Wer immer noch davon träumt, dass es ein erneutes Planfeststellungsverfahren geben wird und eines der Haupt- KO-Argumente gegen den langen Tunnel beim Prozess vor dem Bundesverwaltungsgericht – nämlich die Unterbrechung der Verbindung der A1 zur A3 quer durch Leverkusen – keine Rolle mehr spielen wird, ist ein Tagträumer.

Sind die Würfel gefallen?

Glaubt man tatsächlich immer noch daran, dass der schwer erkämpfte leider als rechtmäßig anerkannte Planfeststellungsbeschluss „eingestampft“ wird? Dies hätte zur Folge, dass die Verträge mit den Firmen aufgelöst und hohe Konventionalstrafen bezahlt werden müssten, nur um nun die – bisher immer abgelehnte – Kombilösung zu präferieren? Diese „Rolle rückwärts“ ist nicht zu erwarten.

Zurzeit findet gerade der große Eingriff – Verbreiterung der A1 in südliche Richtung (Dhünnaue Mitte) – statt. Man war bei Straßen.NRW so geschickt zuerst mit der südlichen Verbreiterung zu beginnen, die nördliche Verbreiterung ist dann – wegen des notwendigen Anschlusses an die Nordbrücke – überwiegend sowieso nicht mehr zu verhindern.
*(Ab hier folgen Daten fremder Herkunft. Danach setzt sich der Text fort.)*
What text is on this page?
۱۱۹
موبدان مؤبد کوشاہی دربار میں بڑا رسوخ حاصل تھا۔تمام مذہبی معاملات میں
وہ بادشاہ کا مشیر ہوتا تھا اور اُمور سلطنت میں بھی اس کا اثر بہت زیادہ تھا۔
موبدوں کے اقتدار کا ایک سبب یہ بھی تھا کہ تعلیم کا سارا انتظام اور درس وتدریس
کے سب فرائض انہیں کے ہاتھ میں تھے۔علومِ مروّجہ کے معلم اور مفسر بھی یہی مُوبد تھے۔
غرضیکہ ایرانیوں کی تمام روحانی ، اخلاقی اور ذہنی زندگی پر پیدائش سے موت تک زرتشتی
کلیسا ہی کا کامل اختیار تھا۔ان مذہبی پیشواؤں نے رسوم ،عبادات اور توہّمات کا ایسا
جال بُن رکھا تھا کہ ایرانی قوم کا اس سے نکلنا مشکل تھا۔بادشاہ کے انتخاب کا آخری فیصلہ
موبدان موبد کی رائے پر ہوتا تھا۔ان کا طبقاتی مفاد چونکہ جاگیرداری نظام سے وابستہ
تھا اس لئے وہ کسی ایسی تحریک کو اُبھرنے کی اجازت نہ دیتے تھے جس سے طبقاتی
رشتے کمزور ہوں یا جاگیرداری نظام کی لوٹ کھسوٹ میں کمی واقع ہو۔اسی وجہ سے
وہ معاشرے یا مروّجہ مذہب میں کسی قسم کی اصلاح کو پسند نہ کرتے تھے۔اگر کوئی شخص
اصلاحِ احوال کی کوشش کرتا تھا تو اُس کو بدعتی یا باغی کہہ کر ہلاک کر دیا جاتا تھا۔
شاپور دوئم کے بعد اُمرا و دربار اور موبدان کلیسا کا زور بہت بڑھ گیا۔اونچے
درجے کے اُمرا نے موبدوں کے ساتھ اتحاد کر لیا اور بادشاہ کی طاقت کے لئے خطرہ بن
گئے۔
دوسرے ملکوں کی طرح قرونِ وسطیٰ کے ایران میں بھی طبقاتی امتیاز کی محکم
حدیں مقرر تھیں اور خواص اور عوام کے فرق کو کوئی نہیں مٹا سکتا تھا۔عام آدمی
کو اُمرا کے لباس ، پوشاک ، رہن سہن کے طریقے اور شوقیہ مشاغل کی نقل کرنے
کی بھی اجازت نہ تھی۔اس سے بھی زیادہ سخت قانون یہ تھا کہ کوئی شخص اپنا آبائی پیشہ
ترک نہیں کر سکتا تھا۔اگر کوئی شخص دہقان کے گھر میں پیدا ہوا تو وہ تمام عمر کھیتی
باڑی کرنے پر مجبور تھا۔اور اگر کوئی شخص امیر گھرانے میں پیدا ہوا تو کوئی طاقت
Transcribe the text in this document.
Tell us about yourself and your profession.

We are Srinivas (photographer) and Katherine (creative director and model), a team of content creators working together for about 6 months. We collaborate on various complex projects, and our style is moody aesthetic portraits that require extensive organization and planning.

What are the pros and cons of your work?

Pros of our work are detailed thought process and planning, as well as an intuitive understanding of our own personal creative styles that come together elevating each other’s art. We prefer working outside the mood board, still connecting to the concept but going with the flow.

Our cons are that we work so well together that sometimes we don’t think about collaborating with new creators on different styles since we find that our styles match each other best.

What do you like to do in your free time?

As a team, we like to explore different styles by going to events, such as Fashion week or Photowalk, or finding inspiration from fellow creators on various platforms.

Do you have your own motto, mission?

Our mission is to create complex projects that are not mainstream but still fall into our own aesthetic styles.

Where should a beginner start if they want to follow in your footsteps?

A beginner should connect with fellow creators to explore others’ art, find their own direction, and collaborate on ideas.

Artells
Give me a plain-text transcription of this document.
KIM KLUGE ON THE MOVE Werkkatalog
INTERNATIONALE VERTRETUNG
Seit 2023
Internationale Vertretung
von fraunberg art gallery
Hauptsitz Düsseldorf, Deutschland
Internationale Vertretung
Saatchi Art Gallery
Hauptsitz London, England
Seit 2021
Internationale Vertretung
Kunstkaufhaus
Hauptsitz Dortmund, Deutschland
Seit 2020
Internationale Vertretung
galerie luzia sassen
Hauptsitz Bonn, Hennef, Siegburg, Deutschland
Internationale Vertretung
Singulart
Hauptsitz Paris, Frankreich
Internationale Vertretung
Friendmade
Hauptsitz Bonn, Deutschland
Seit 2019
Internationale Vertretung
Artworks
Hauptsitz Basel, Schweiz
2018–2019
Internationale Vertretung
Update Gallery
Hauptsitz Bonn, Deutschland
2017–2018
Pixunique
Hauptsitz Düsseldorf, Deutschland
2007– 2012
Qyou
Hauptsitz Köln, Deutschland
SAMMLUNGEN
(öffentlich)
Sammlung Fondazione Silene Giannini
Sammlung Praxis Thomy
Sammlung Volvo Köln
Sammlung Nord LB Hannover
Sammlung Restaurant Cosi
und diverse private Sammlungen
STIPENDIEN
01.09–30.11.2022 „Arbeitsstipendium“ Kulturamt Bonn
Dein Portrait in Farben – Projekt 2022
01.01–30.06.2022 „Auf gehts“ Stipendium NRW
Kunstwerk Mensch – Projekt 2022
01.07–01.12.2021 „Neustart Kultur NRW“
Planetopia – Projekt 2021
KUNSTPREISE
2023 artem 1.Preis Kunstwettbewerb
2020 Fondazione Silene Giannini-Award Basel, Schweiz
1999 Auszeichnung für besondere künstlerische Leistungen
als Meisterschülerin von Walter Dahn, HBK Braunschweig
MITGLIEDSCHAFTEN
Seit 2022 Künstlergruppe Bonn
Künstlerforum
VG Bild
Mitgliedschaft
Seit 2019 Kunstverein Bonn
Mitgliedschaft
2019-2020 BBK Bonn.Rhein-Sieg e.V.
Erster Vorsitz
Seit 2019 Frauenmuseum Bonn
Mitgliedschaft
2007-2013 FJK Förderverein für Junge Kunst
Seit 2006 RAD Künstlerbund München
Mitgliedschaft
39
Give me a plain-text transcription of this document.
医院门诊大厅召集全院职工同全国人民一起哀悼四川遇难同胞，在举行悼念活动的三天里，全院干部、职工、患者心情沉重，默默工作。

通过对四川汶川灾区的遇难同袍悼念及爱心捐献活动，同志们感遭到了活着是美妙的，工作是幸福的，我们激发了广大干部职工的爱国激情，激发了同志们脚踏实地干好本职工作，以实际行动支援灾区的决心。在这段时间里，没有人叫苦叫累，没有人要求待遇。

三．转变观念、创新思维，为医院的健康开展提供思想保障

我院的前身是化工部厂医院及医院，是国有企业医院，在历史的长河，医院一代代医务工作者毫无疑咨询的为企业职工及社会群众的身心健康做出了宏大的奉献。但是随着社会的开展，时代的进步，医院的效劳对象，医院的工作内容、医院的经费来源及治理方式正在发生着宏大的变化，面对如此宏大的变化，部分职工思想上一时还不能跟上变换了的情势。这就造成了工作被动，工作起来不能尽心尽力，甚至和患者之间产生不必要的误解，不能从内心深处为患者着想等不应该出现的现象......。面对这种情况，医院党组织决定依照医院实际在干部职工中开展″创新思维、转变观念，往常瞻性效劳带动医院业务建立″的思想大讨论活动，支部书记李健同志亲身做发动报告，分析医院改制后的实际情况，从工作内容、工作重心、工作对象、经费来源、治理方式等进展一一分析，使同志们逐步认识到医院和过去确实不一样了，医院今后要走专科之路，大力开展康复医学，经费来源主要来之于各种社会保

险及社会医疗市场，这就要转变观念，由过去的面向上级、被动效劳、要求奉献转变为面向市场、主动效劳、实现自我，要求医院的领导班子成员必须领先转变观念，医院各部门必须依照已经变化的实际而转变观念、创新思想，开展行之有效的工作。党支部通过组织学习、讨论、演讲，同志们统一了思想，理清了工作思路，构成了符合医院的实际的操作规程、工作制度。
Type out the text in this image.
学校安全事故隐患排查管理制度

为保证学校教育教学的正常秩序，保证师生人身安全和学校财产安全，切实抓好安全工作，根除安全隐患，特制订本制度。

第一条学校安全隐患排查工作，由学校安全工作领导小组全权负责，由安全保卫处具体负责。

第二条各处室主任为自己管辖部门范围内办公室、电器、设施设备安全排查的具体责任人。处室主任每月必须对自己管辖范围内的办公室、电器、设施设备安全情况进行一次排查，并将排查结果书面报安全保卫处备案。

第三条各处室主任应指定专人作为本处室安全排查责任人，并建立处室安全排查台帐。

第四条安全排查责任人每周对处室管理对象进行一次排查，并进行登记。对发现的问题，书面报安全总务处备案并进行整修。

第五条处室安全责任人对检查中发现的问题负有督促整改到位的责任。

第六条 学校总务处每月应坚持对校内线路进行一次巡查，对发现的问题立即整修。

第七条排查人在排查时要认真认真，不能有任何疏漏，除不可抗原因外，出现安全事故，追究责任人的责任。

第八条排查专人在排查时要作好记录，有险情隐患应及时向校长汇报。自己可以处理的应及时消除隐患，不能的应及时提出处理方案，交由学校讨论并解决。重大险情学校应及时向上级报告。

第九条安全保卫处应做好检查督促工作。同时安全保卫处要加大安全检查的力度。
Welchen großen Eingriff in die Altlast Dhünnaue will man denn mit der Kombilösung 2.0 verhindern?

Unterschriftenlisten sind nicht öffentlich!

Ob die Bürger, die ihre Unterschrift für die „Open Petition Kombilösung“ gegeben hatten, gefragt wurden, ob sie – nach erfolgter gerichtlich festgestellter Planfeststellung des Bauabschnitts 1 – mit der Weitergabe ihrer Unterschrift für die Kombilösung 2.0 einverstanden sind, entzieht sich meiner Kenntnis.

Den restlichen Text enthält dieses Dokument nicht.